Images of the actors are being used as models for 12 bronze statues of historic women, which will be arranged in a new plaza in Virginia’s Capitol Square. Some of the women that will be featured in the monument are well-known figures. Others have been largely forgotten. The women were active in different eras, lived in different parts of the state, and hailed from diverse backgrounds. But all of them made significant contributions to Virginia’s rich history.
“Voices from the Garden,” as the monument is titled, has been in the works for a decade. In 2008, a group of women from Richmond met with then-Senator Walter Stosch to express their concerns about gaps in Virginia schools’ history curriculum. “They felt like young women and young men coming up through the school system did not know enough about people who had made a significant contribution to the commonwealth, particularly women,” says Susan Clarke Schaar, clerk of the Virginia Senate.
A monument that would stand tall in Capitol Square, the park that surrounds the State Capitol Building, seemed like a powerful way to pay tribute to the legacies of Virginia’s historic women. And so the Virginia Women’s Monument Commission was founded to put the plan into motion, and its members began soliciting design proposals. The winning design, created by the Brooklyn-based StudioEIS, features 12 bronze statues installed throughout an oval-shaped garden. A glass panel that surrounds the statues will be etched with the names of 400 additional women.
Recently, the commission announced that it had secured funding for four of the statues: Cockacoeske, a Pamunkey leader who negotiated with colonial officials to secure land and hunting rights for her people; Anne Burras Laydon, who was among the earliest English settlers of Jamestown; Virginia E. Randolph, the child of former slaves who became a respected educator; and the suffrage leader Adele Clark. The other eight monuments remain in various stages of fundraising, but Schaar says that the commission hopes to unveil all 12 in October of 2019.
While planning the new monument, the commission asked the public to suggest historic figures who might be featured in the design. To be considered, nominees had to have been deceased for at least ten years and made a significant contribution to Virginia or the nation as a whole. From hundreds of nominations, officials whittled the selection down to a final 12. (The original design imagined just 10 women depicted in sculpture form, but Schaar says they decided to expand that number once they realized their list couldn't be narrowed down any further.)
“[W]ith the help of the library of Virginia, and women's studies professors throughout the state, we looked at all of those people, we read their stories,” Schaar says.
The 12 women featured represent 400 years of Virginia history, and pay tribute to the state's geographic and racial diversity. Others honored with a statue include Clementina Bird Rind, the pioneering editor of the Virginia Gazette, Maggie L. Walker, the first female bank president in the United States, and Elizabeth Hobbs Keckley, a former slave who became a successful dressmaker, activist and the confidante of Mary Todd Lincoln.

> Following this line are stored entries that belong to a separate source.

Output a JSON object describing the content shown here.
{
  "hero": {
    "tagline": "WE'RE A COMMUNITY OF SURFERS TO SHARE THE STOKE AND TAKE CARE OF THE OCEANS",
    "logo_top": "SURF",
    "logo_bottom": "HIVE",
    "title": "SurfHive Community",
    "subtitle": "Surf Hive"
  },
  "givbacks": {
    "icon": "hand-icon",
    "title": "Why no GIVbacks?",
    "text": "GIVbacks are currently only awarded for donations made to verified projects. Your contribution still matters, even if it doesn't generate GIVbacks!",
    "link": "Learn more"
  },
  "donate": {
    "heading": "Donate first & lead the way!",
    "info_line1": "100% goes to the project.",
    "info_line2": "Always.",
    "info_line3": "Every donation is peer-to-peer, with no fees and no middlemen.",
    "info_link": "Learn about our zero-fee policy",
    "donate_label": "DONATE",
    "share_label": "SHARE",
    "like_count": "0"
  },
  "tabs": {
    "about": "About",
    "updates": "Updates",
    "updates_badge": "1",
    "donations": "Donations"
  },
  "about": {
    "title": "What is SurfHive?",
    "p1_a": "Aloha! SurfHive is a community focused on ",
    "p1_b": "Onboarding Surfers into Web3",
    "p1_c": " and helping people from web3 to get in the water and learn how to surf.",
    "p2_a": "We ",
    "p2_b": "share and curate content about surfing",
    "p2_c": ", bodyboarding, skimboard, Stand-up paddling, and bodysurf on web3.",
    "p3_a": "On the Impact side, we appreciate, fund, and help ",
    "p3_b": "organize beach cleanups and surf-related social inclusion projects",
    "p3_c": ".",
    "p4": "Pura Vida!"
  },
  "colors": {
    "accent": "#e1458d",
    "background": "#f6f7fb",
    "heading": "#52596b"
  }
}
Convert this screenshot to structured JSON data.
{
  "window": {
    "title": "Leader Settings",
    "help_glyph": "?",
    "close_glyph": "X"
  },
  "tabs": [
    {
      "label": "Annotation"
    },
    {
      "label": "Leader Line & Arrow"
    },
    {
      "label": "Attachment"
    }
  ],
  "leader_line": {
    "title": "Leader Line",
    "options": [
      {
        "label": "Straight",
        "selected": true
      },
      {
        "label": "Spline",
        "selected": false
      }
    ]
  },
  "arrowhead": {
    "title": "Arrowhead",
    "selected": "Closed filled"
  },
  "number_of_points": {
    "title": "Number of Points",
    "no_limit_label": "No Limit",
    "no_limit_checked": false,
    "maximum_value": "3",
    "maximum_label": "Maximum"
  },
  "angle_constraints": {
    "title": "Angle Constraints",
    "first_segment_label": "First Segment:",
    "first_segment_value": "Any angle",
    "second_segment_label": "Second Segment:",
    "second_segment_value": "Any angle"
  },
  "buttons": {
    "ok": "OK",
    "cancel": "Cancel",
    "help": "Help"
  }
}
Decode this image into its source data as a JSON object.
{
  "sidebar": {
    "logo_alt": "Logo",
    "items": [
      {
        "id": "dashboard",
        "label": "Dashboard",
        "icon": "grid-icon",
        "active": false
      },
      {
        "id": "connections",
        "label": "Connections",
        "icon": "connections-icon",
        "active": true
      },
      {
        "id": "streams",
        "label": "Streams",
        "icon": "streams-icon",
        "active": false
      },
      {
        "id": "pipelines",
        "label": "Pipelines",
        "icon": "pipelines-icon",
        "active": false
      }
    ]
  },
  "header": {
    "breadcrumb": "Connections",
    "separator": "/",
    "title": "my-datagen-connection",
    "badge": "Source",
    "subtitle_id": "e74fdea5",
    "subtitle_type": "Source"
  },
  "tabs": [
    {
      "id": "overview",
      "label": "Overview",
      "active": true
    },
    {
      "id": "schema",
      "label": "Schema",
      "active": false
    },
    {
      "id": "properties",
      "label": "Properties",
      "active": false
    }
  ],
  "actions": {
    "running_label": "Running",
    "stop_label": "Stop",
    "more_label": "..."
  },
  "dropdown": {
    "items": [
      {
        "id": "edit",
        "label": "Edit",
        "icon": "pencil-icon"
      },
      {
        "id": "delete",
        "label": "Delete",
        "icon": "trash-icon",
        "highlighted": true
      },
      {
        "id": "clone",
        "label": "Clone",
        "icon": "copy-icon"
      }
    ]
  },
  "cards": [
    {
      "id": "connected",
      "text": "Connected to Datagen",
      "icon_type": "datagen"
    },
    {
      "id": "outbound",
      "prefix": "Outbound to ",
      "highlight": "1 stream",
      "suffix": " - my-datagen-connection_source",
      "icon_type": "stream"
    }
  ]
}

Several prominent Virginians did not make it onto the commission's final list, which sparked its share of controversy once the names were first announced. “[Someone] had a full-page ad taken out in the Richmond Times-Dispatch telling people to call me … on Thanksgiving morning and complain that we didn't pick Pocahontas,” Schaar says.
Selecting only 12 women for the monument was “not easy,” Schaar says. The process came with the unenviable task of choosing between important figures like Martha Washington and Dolley Madison (officials ultimately went with Washington). “We knew we didn't want [to include just the] people everyone could identify,” Schaar explains. “We wanted other people who are not quite as well known, but who did something significant that would entice people to learn more about other women.”

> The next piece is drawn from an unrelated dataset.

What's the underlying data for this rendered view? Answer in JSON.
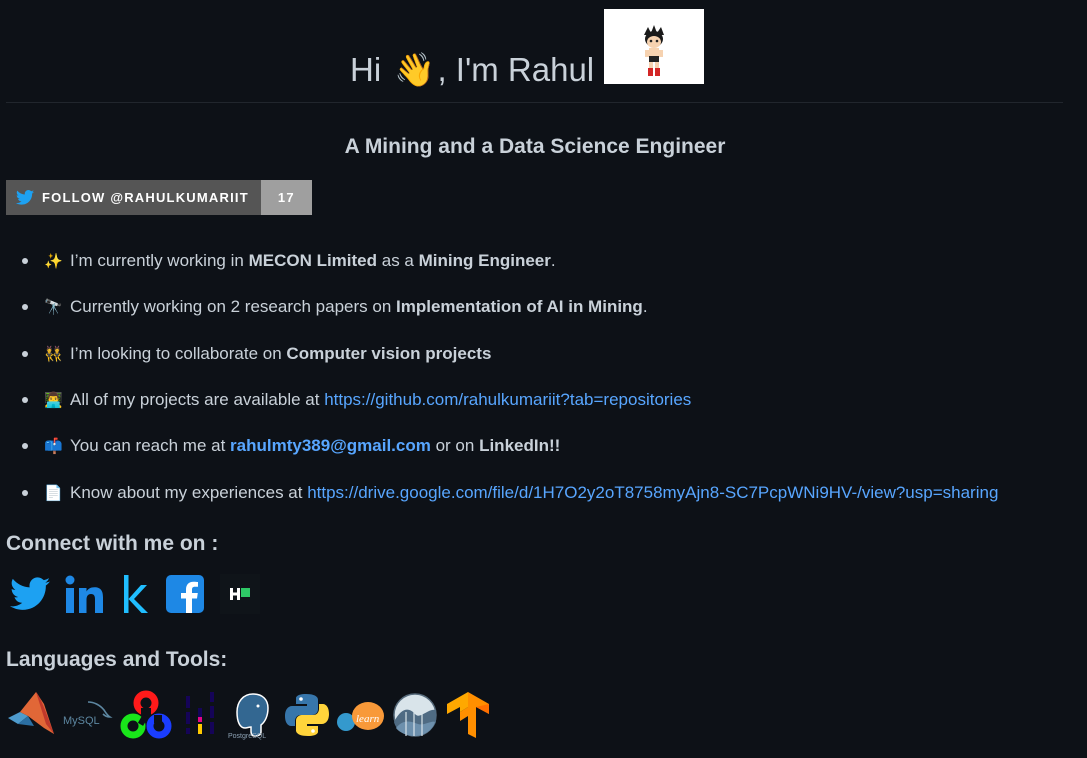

When the sculptures are finally erected, they will add new dimension to Capitol Square, which is dotted with tributes to prominent men—George Washington, Stonewall Jackson, Virginia governors William Smith and Harry Flood Byrd Sr., Edgar Allan Poe—but just one of a woman: Barbara Johns, a teenager who led her fellow African-American students in a walkout protest against school segregation in 1951.
The effect will be a powerful reminder at the seat of state government that women, too, played an important role in shaping Virginia—and continue to do so. To date, officials have chosen only 250 names for the glass panel that surrounds the sculpture garden. The remaining 150 names will be filled in over the years, as Virginia’s women continue to make their mark on history.